Avoir enfin le numéro permettant d’atteindre le guichet de
la Préfecture ne signifie pas la fin du calvaire. Ceux qui ont eu le malheur de
se faire prendre les empreintes digitales en Italie ou dans un autre pays de l’espace
Schengen, risquent d’y être reconduits, ou au mieux ils devront attendre plus
de six mois pour déposer leur demande d’asile. C’est le cas notamment de
nombreux Soudanais que la police a amené de leur campement parisien au Centre d’Accueil
et de Soins Hospitaliers de Nanterre. Il faudra de toute façon attendre ensuite
plusieurs mois, sinon parfois des années, la décision de l’OFPRA, puis, si elle est négative, le verdict
des magistrats de la CDA. La nouvelle loi qui se présente comme voulant accélérer
les procédures, risque d’entraîner davantage d’arbitraire. Ainsi, il aura fallu
à peine un an pour qu’une jeune femme congolaise, dont l’enfant est scolarisé à
Nanterre, soit déboutée de sa demande, et mise en demeure de quitter le CADA
(Centre d’Accueil de Demandeurs d’Asile). Le 115 est débordé, de telles
demandes d’hébergement d’urgence sont rarement vite et bien satisfaites. La
majorité des demandeurs d’asile deviennent des sans-papiers. Des circulaires enjoignent les préfectures à
prendre le plus vite possible des décrets d’Obligation à Quitter le Territoire
Français à leur encontre. Pour aller où ?

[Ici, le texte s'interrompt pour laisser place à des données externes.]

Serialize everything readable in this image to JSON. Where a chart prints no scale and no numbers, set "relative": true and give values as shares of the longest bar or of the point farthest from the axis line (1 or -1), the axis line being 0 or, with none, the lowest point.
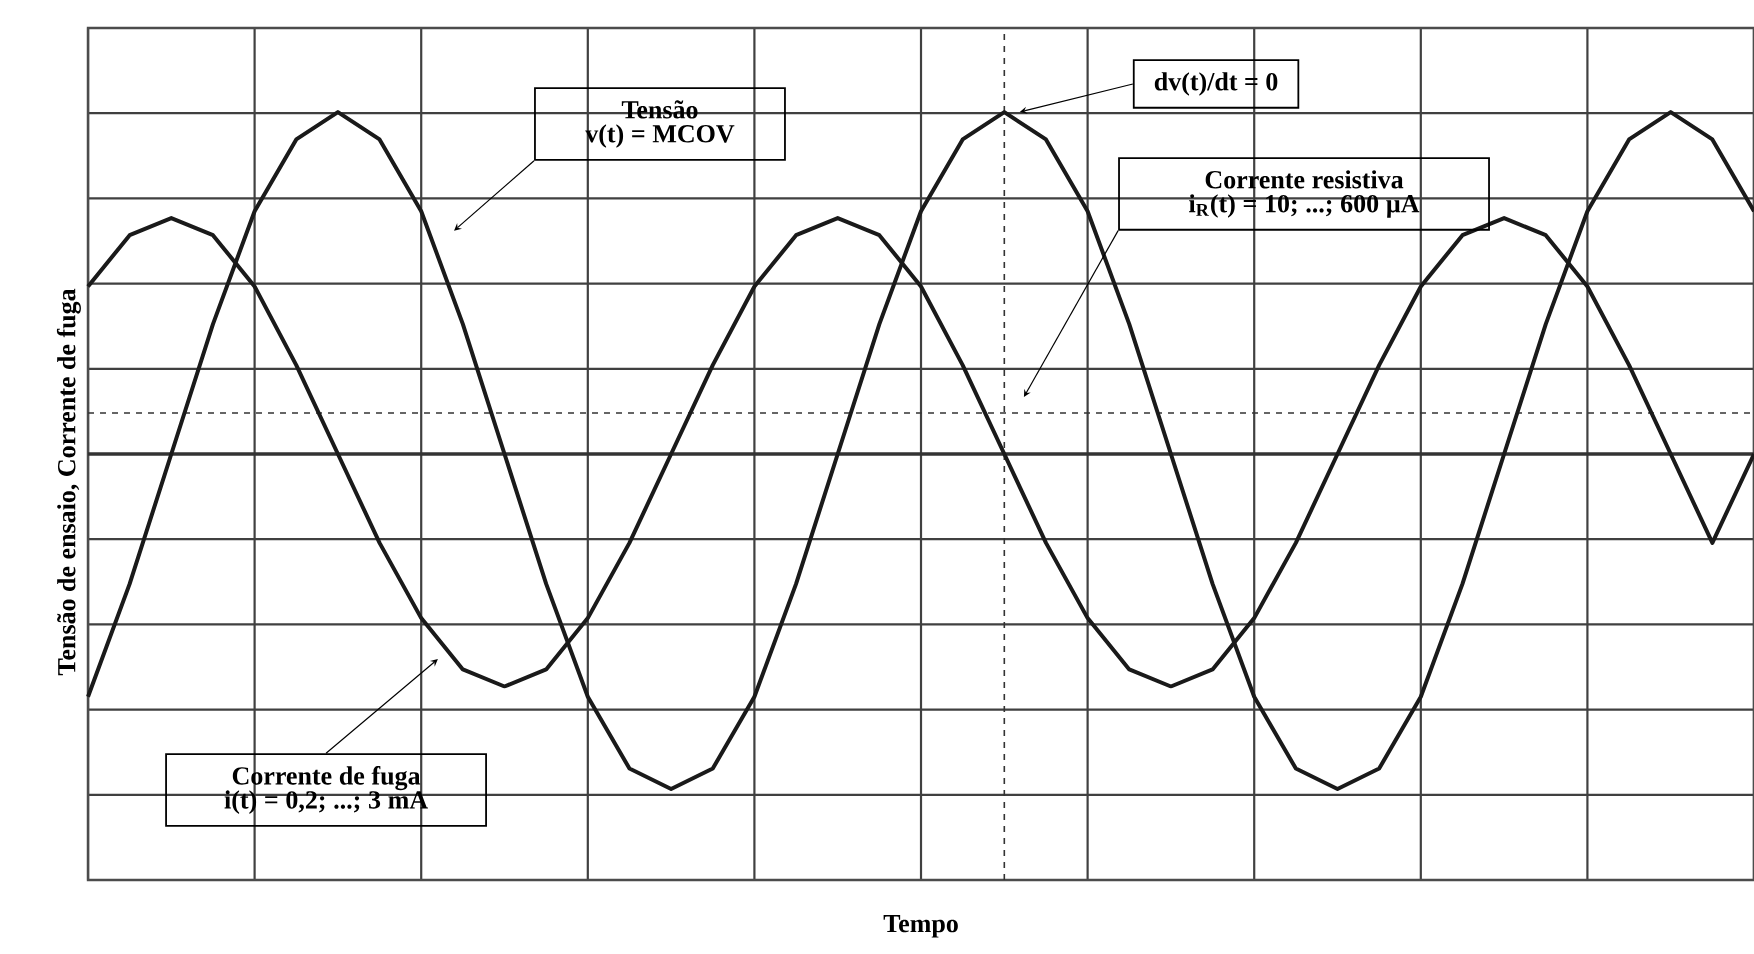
{
  "chart_data": {
    "type": "line",
    "relative": true,
    "xlabel": "Tempo",
    "ylabel": "Tensão de ensaio, Corrente de fuga",
    "categories": [
      null,
      null,
      null,
      null,
      null,
      null,
      null,
      null,
      null,
      null,
      null,
      null,
      null,
      null,
      null,
      null,
      null,
      null,
      null,
      null,
      null,
      null,
      null,
      null,
      null,
      null,
      null,
      null,
      null,
      null,
      null,
      null,
      null,
      null,
      null,
      null,
      null,
      null,
      null,
      null,
      null
    ],
    "grid": true,
    "line_style": "solid",
    "series": [
      {
        "color": "#1a1a1a",
        "values": [
          -0.71,
          -0.38,
          0,
          0.38,
          0.71,
          0.92,
          1,
          0.92,
          0.71,
          0.38,
          0,
          -0.38,
          -0.71,
          -0.92,
          -0.98,
          -0.92,
          -0.71,
          -0.38,
          0,
          0.38,
          0.71,
          0.92,
          1,
          0.92,
          0.71,
          0.38,
          0,
          -0.38,
          -0.71,
          -0.92,
          -0.98,
          -0.92,
          -0.71,
          -0.38,
          0,
          0.38,
          0.71,
          0.92,
          1,
          0.92,
          0.71
        ]
      },
      {
        "color": "#1a1a1a",
        "values": [
          0.49,
          0.64,
          0.69,
          0.64,
          0.49,
          0.26,
          0,
          -0.26,
          -0.48,
          -0.63,
          -0.68,
          -0.63,
          -0.48,
          -0.26,
          0,
          0.26,
          0.49,
          0.64,
          0.69,
          0.64,
          0.49,
          0.26,
          0,
          -0.26,
          -0.48,
          -0.63,
          -0.68,
          -0.63,
          -0.48,
          -0.26,
          0,
          0.26,
          0.49,
          0.64,
          0.69,
          0.64,
          0.49,
          0.26,
          0,
          -0.26,
          0
        ]
      }
    ],
    "ref_lines": [
      {
        "axis": "y",
        "value": 0.12,
        "line_style": "dashed",
        "color": "#333333"
      }
    ],
    "annotations": [
      "Tensão\nv(t) = MCOV",
      "dv(t)/dt = 0",
      "Corrente resistiva\ni$_{R}$(t) = 10; ...; 600 µA",
      "Corrente de fuga\ni(t) = 0,2; ...; 3 mA"
    ]
  }
}
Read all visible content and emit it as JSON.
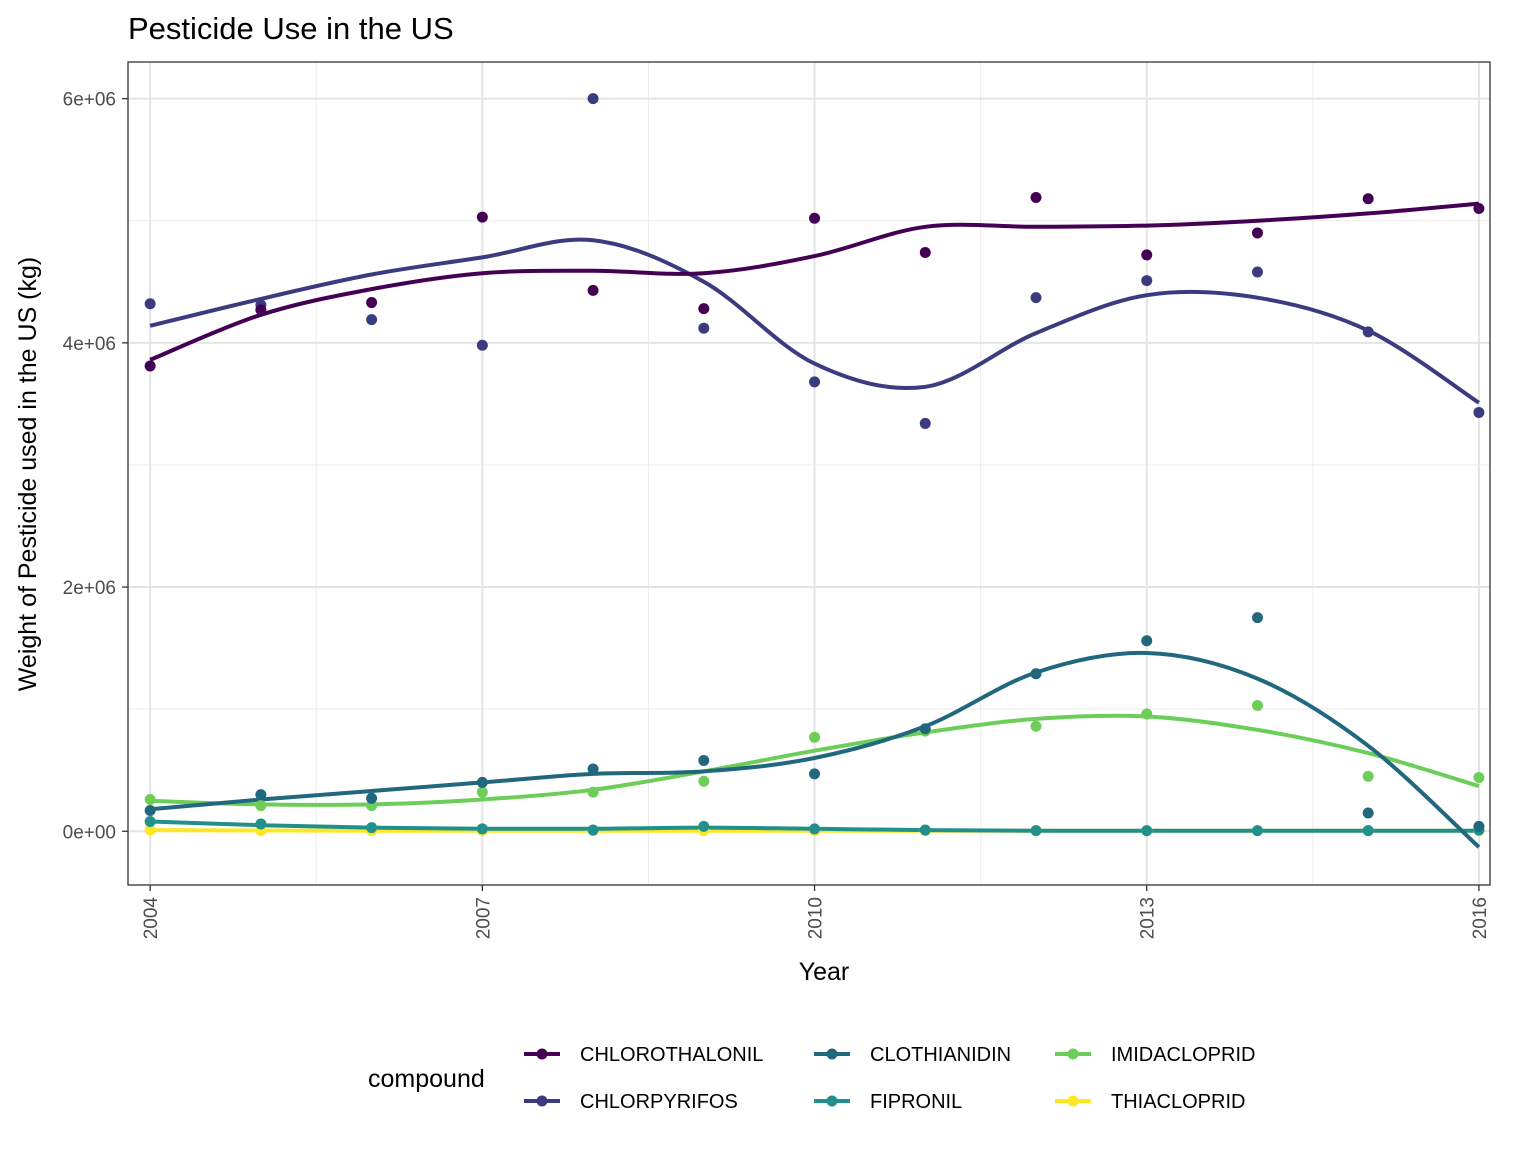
{
  "colors": {
    "CHLOROTHALONIL": "#440154",
    "CHLORPYRIFOS": "#3b3b80",
    "CLOTHIANIDIN": "#21677e",
    "FIPRONIL": "#21908c",
    "IMIDACLOPRID": "#6cce59",
    "THIACLOPRID": "#fde725"
  },
  "chart_data": {
    "type": "scatter",
    "title": "Pesticide Use in the US",
    "xlabel": "Year",
    "ylabel": "Weight of Pesticide used in the US (kg)",
    "xlim": [
      2003.8,
      2016.1
    ],
    "ylim": [
      -440000,
      6300000
    ],
    "x_ticks": [
      2004,
      2007,
      2010,
      2013,
      2016
    ],
    "x_tick_labels": [
      "2004",
      "2007",
      "2010",
      "2013",
      "2016"
    ],
    "y_ticks": [
      0,
      2000000,
      4000000,
      6000000
    ],
    "y_tick_labels": [
      "0e+00",
      "2e+06",
      "4e+06",
      "6e+06"
    ],
    "grid": true,
    "smoothing": "loess",
    "legend": {
      "title": "compound",
      "position": "bottom"
    },
    "x": [
      2004,
      2005,
      2006,
      2007,
      2008,
      2009,
      2010,
      2011,
      2012,
      2013,
      2014,
      2015,
      2016
    ],
    "series": [
      {
        "name": "CHLOROTHALONIL",
        "points": [
          3810000,
          4270000,
          4330000,
          5030000,
          4430000,
          4280000,
          5020000,
          4740000,
          5190000,
          4720000,
          4900000,
          5180000,
          5100000
        ],
        "trend": [
          3860000,
          4230000,
          4440000,
          4570000,
          4590000,
          4570000,
          4710000,
          4950000,
          4950000,
          4960000,
          5000000,
          5060000,
          5140000
        ]
      },
      {
        "name": "CHLORPYRIFOS",
        "points": [
          4320000,
          4310000,
          4190000,
          3980000,
          6000000,
          4120000,
          3680000,
          3340000,
          4370000,
          4510000,
          4580000,
          4090000,
          3430000
        ],
        "trend": [
          4140000,
          4360000,
          4560000,
          4700000,
          4840000,
          4500000,
          3830000,
          3640000,
          4080000,
          4390000,
          4370000,
          4100000,
          3510000
        ]
      },
      {
        "name": "CLOTHIANIDIN",
        "points": [
          170000,
          300000,
          270000,
          400000,
          510000,
          580000,
          470000,
          840000,
          1290000,
          1560000,
          1750000,
          150000,
          40000
        ],
        "trend": [
          180000,
          260000,
          330000,
          400000,
          470000,
          490000,
          600000,
          860000,
          1300000,
          1460000,
          1250000,
          700000,
          -130000
        ]
      },
      {
        "name": "FIPRONIL",
        "points": [
          80000,
          60000,
          30000,
          20000,
          10000,
          40000,
          20000,
          10000,
          5000,
          5000,
          5000,
          5000,
          10000
        ],
        "trend": [
          80000,
          50000,
          30000,
          20000,
          20000,
          30000,
          20000,
          10000,
          5000,
          5000,
          5000,
          5000,
          5000
        ]
      },
      {
        "name": "IMIDACLOPRID",
        "points": [
          260000,
          210000,
          210000,
          320000,
          320000,
          410000,
          770000,
          820000,
          860000,
          960000,
          1030000,
          450000,
          440000
        ],
        "trend": [
          250000,
          220000,
          220000,
          260000,
          340000,
          490000,
          660000,
          810000,
          920000,
          940000,
          830000,
          640000,
          370000
        ]
      },
      {
        "name": "THIACLOPRID",
        "points": [
          10000,
          5000,
          5000,
          5000,
          5000,
          5000,
          5000,
          5000,
          5000,
          5000,
          5000,
          5000,
          5000
        ],
        "trend": [
          10000,
          6000,
          5000,
          5000,
          5000,
          5000,
          5000,
          5000,
          5000,
          5000,
          5000,
          5000,
          5000
        ]
      }
    ]
  }
}
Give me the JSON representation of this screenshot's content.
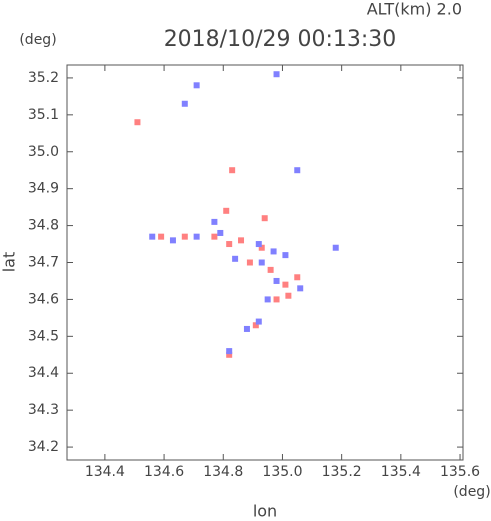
{
  "chart_data": {
    "type": "scatter",
    "title": "2018/10/29 00:13:30",
    "subtitle": "ALT(km) 2.0",
    "x_label": "lon",
    "y_label": "lat",
    "x_unit": "(deg)",
    "y_unit": "(deg)",
    "xlim": [
      134.272,
      135.61
    ],
    "ylim": [
      34.165,
      35.235
    ],
    "xticks": [
      134.4,
      134.6,
      134.8,
      {
        "value": 135,
        "label": "135.0"
      },
      135.2,
      135.4,
      135.6
    ],
    "yticks": [
      34.2,
      34.3,
      34.4,
      34.5,
      34.6,
      34.7,
      34.8,
      34.9,
      {
        "value": 35,
        "label": "35.0"
      },
      35.1,
      35.2
    ],
    "grid": false,
    "series": [
      {
        "color": "#ff8080",
        "x": [
          134.51,
          134.83,
          134.94,
          134.81,
          134.59,
          134.67,
          134.82,
          134.86,
          134.93,
          134.89,
          134.96,
          135.01,
          135.05,
          135.02,
          134.98,
          134.91,
          134.82,
          134.77
        ],
        "y": [
          35.08,
          34.95,
          34.82,
          34.84,
          34.77,
          34.77,
          34.75,
          34.76,
          34.74,
          34.7,
          34.68,
          34.64,
          34.66,
          34.61,
          34.6,
          34.53,
          34.45,
          34.77
        ]
      },
      {
        "color": "#8080ff",
        "x": [
          134.71,
          134.67,
          134.98,
          135.05,
          135.18,
          134.71,
          134.63,
          134.77,
          134.84,
          134.92,
          134.97,
          135.01,
          134.93,
          134.98,
          134.95,
          135.06,
          134.88,
          134.92,
          134.82,
          134.79,
          134.56
        ],
        "y": [
          35.18,
          35.13,
          35.21,
          34.95,
          34.74,
          34.77,
          34.76,
          34.81,
          34.71,
          34.75,
          34.73,
          34.72,
          34.7,
          34.65,
          34.6,
          34.63,
          34.52,
          34.54,
          34.46,
          34.78,
          34.77
        ]
      }
    ]
  }
}
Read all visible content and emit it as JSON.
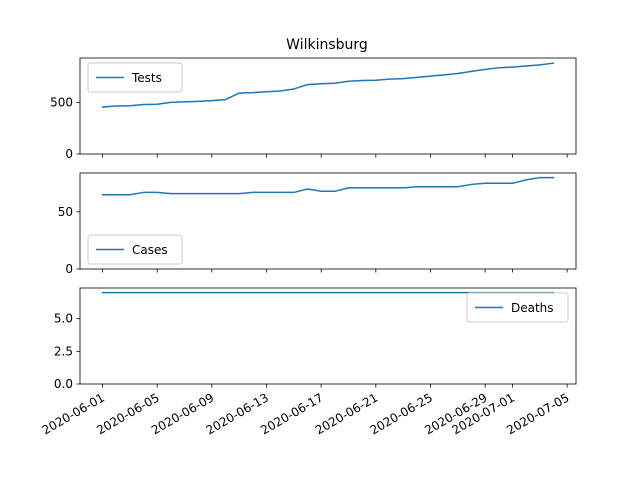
{
  "chart_data": {
    "type": "line",
    "title": "Wilkinsburg",
    "x": [
      "2020-06-01",
      "2020-06-02",
      "2020-06-03",
      "2020-06-04",
      "2020-06-05",
      "2020-06-06",
      "2020-06-07",
      "2020-06-08",
      "2020-06-09",
      "2020-06-10",
      "2020-06-11",
      "2020-06-12",
      "2020-06-13",
      "2020-06-14",
      "2020-06-15",
      "2020-06-16",
      "2020-06-17",
      "2020-06-18",
      "2020-06-19",
      "2020-06-20",
      "2020-06-21",
      "2020-06-22",
      "2020-06-23",
      "2020-06-24",
      "2020-06-25",
      "2020-06-26",
      "2020-06-27",
      "2020-06-28",
      "2020-06-29",
      "2020-06-30",
      "2020-07-01",
      "2020-07-02",
      "2020-07-03",
      "2020-07-04"
    ],
    "xticks": [
      "2020-06-01",
      "2020-06-05",
      "2020-06-09",
      "2020-06-13",
      "2020-06-17",
      "2020-06-21",
      "2020-06-25",
      "2020-06-29",
      "2020-07-01",
      "2020-07-05"
    ],
    "grid": false,
    "color": "#1f77b4",
    "panels": [
      {
        "name": "Tests",
        "legend_position": "upper-left",
        "ylim": [
          0,
          930
        ],
        "yticks": [
          0,
          500
        ],
        "ytick_labels": [
          "0",
          "500"
        ],
        "values": [
          455,
          465,
          467,
          480,
          482,
          500,
          505,
          510,
          517,
          527,
          590,
          595,
          603,
          610,
          630,
          672,
          680,
          685,
          705,
          712,
          715,
          725,
          730,
          742,
          754,
          767,
          780,
          800,
          820,
          835,
          842,
          852,
          863,
          880
        ]
      },
      {
        "name": "Cases",
        "legend_position": "lower-left",
        "ylim": [
          0,
          84
        ],
        "yticks": [
          0,
          50
        ],
        "ytick_labels": [
          "0",
          "50"
        ],
        "values": [
          65,
          65,
          65,
          67,
          67,
          66,
          66,
          66,
          66,
          66,
          66,
          67,
          67,
          67,
          67,
          70,
          68,
          68,
          71,
          71,
          71,
          71,
          71,
          72,
          72,
          72,
          72,
          74,
          75,
          75,
          75,
          78,
          80,
          80
        ]
      },
      {
        "name": "Deaths",
        "legend_position": "upper-right",
        "ylim": [
          0,
          7.35
        ],
        "yticks": [
          0,
          2.5,
          5.0
        ],
        "ytick_labels": [
          "0.0",
          "2.5",
          "5.0"
        ],
        "values": [
          7,
          7,
          7,
          7,
          7,
          7,
          7,
          7,
          7,
          7,
          7,
          7,
          7,
          7,
          7,
          7,
          7,
          7,
          7,
          7,
          7,
          7,
          7,
          7,
          7,
          7,
          7,
          7,
          7,
          7,
          7,
          7,
          7,
          7
        ]
      }
    ]
  }
}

Associations, organisations syndicales ou politiques,
collectifs citoyens qui luttent pour les droits de la personne humaine, ont
beaucoup à gagner en forces militantes, et en influence, pour changer l’inhumaine
politique menée par les « gouvernants » de la France contre les
arrivants – demandeurs d’asile, migrants, réfugiés : qu’importe comment on
les désigne, ils et elles sont des femmes, des hommes, des enfants.